Tailoring The Rheology And Electrical Properties of PA66 / Nanocomposites with Hybrid Filler Approach: Graphene and Carbon Nanotubes

The aim was to improve the processability and reduce the melt viscosity of well‐known nanocomposites based on polyamide 66 (PA66) and carbon nanotubes (CNT), while keeping the good electrical conductivity gained after the addition of CNT. Thus, a nanocomposite based on PA66 as the thermoplastic matrix and 3% of CNT was selected. At this composition, a percolated network is created and the material is electrically conductive. The approach followed was the addition of graphene nanoplatelets (GNP) of two different lateral sizes to obtain a PA66 nanocomposite with hybrid filler: CNT/GNP. In addition, a third nanocomposite of PA66 with GNP only was prepared for comparison purposes. The rheological characterization determined that adding 1% of GNP of 2 μm particle size decreased the viscosity of the system by 87%. However, the electrical conductivity was diminished to some extent, from 10−5 to 10−9 S cm−1 approximately. The Cross rheology model described successfully the experimental rheological data.
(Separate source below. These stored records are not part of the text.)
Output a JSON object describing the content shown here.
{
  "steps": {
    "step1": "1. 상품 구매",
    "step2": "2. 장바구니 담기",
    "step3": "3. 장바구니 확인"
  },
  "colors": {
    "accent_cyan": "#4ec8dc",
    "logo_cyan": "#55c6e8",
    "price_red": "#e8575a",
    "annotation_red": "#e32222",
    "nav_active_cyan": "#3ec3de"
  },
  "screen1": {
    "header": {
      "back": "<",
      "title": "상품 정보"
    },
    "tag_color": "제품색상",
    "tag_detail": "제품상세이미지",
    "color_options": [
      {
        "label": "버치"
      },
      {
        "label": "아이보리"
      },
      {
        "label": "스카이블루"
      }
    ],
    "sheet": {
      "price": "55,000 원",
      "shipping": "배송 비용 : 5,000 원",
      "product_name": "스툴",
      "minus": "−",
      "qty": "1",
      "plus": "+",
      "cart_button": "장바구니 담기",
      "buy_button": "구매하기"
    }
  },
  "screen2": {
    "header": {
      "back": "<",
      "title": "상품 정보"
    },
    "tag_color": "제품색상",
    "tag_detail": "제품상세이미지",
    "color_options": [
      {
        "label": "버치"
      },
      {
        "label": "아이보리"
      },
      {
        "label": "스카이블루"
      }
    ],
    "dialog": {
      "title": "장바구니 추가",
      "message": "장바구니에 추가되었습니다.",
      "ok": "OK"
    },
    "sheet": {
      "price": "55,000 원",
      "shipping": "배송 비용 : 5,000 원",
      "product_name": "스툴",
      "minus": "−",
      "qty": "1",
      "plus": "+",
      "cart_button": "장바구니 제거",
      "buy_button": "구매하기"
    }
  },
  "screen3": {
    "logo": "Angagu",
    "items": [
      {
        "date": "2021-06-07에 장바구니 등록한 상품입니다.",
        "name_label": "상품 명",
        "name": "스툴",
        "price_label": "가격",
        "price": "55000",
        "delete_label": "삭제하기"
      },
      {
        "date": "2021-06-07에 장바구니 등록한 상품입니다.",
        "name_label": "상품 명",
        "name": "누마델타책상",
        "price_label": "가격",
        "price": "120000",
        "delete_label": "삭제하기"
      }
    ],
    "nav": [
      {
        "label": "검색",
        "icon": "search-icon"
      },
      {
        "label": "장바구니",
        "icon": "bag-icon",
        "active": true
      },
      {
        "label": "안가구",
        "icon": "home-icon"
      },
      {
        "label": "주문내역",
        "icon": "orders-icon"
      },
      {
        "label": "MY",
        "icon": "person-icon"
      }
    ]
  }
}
The CNT/GNP nanocomposite exhibited faster relaxations, almost four orders of magnitude, in comparison with the CNT nanocomposite but slower than the GNP nanocomposite. The nanoparticles improved the crystallization ability of PA66 acting as nucleating agents and increasing the PA66 crystallization temperature by almost 10 °C. Self‐nucleation experiments demonstrated a supernucleation feature of the hybrid filler. The nucleation efficiency was about 500%.